Геннадий Прашкевич - Жюль Верн
23
Но отец не устает твердить о сыновнем долге.
Он не забывает напоминать сыну о нищете, — чего ждать в Париже никому не известному литератору? Столица высасывает из людей все соки. Напрасно Жюль ссылается на успех Александра Дюма-отца. Пример нетипичный, считает мэтр. Наверное, можно зарабатывать и литературой, но для этого надо быть… Александром Дюма или… Виктором Гюго.

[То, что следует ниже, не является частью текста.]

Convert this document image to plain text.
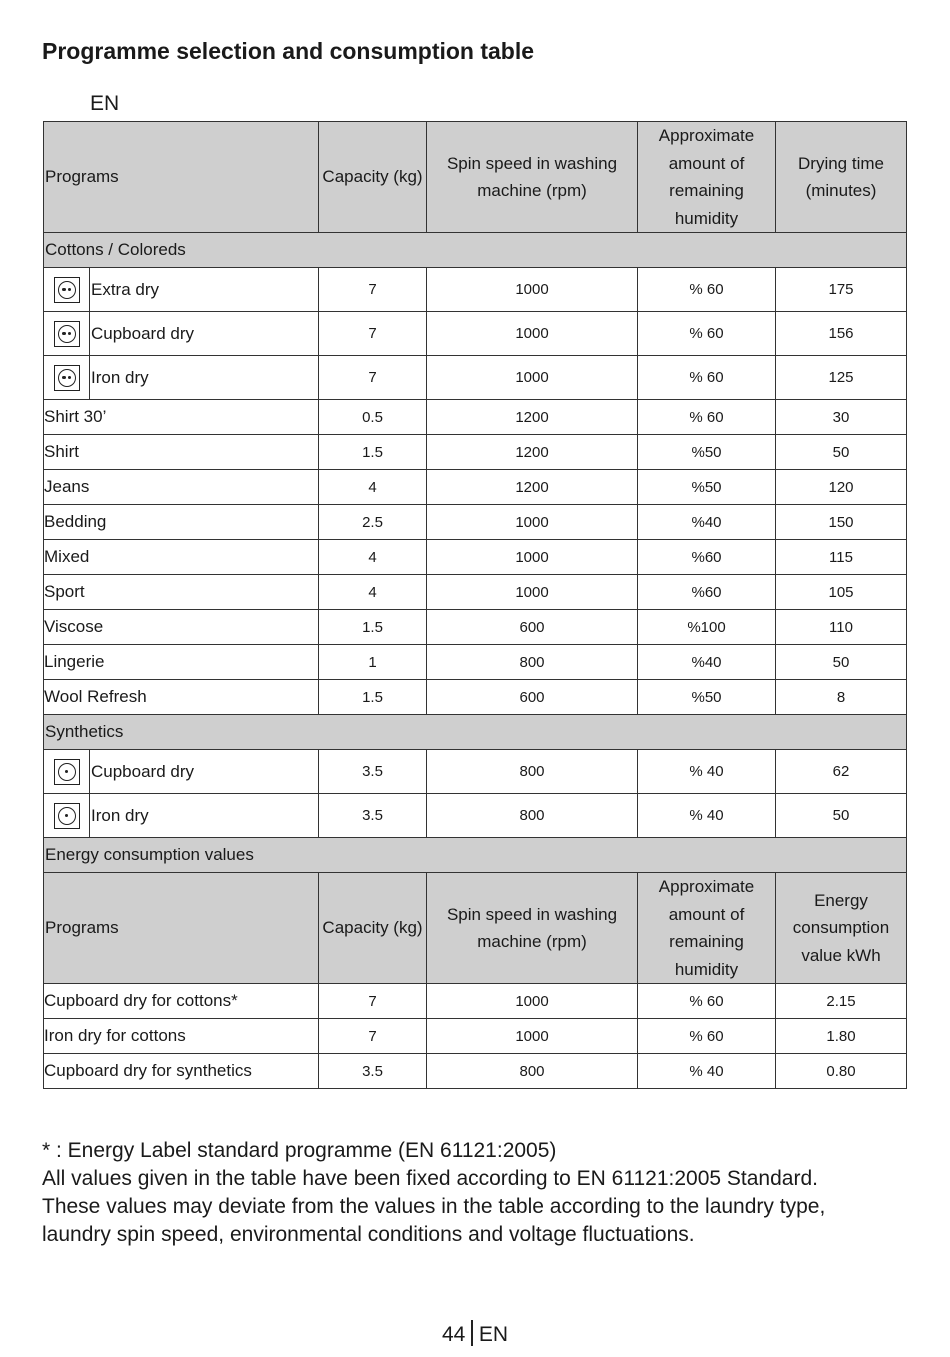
Programme selection and consumption table
EN
Programs	Capacity (kg)	Spin speed in washing machine (rpm)	Approximate amount of remaining humidity	Drying time (minutes)
Cottons / Coloreds				

Extra dry	7	1000	% 60	175

Cupboard dry	7	1000	% 60	156

Iron dry	7	1000	% 60	125
Shirt 30’	0.5	1200	% 60	30
Shirt	1.5	1200	%50	50
Jeans	4	1200	%50	120
Bedding	2.5	1000	%40	150
Mixed	4	1000	%60	115
Sport	4	1000	%60	105
Viscose	1.5	600	%100	110
Lingerie	1	800	%40	50
Wool Refresh	1.5	600	%50	8
Synthetics				

Cupboard dry	3.5	800	% 40	62

Iron dry	3.5	800	% 40	50
Energy consumption values				
Programs	Capacity (kg)	Spin speed in washing machine (rpm)	Approximate amount of remaining humidity	Energy consumption value kWh
Cupboard dry for cottons*	7	1000	% 60	2.15
Iron dry for cottons	7	1000	% 60	1.80
Cupboard dry for synthetics	3.5	800	% 40	0.80
* : Energy Label standard programme (EN 61121:2005)
All values given in the table have been fixed according to EN 61121:2005 Standard.
These values may deviate from the values in the table according to the laundry type,
laundry spin speed, environmental conditions and voltage fluctuations.
44 EN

В соавторстве с Аристидом Иньяром (он — автор музыки) Жюль Верн пишет комедию «Тысяча и вторая ночь». Поставить ее, правда, не удалось. Но в 1853 году в «Лирическом театре» все-таки прошла (несколькими представлениями) одноактная комическая опера «Жмурки», а через два года — такая же одноактная опера «Товарищи Маржолены», а еще через три года — «Господин Шимпанзе» и «Гостиница в Арденнах». Успеха они не снискали. Призрак бесславного возвращения в Нант постоянно точит сознание молодого драматурга. Ну, правда, сколько можно? Ну, еще одна оперетка, ну еще один водевиль… Это же не «Марион Делорм»! Это не «Рюи Блаз»! Отец прав. Это даже не «Юность мушкетеров»!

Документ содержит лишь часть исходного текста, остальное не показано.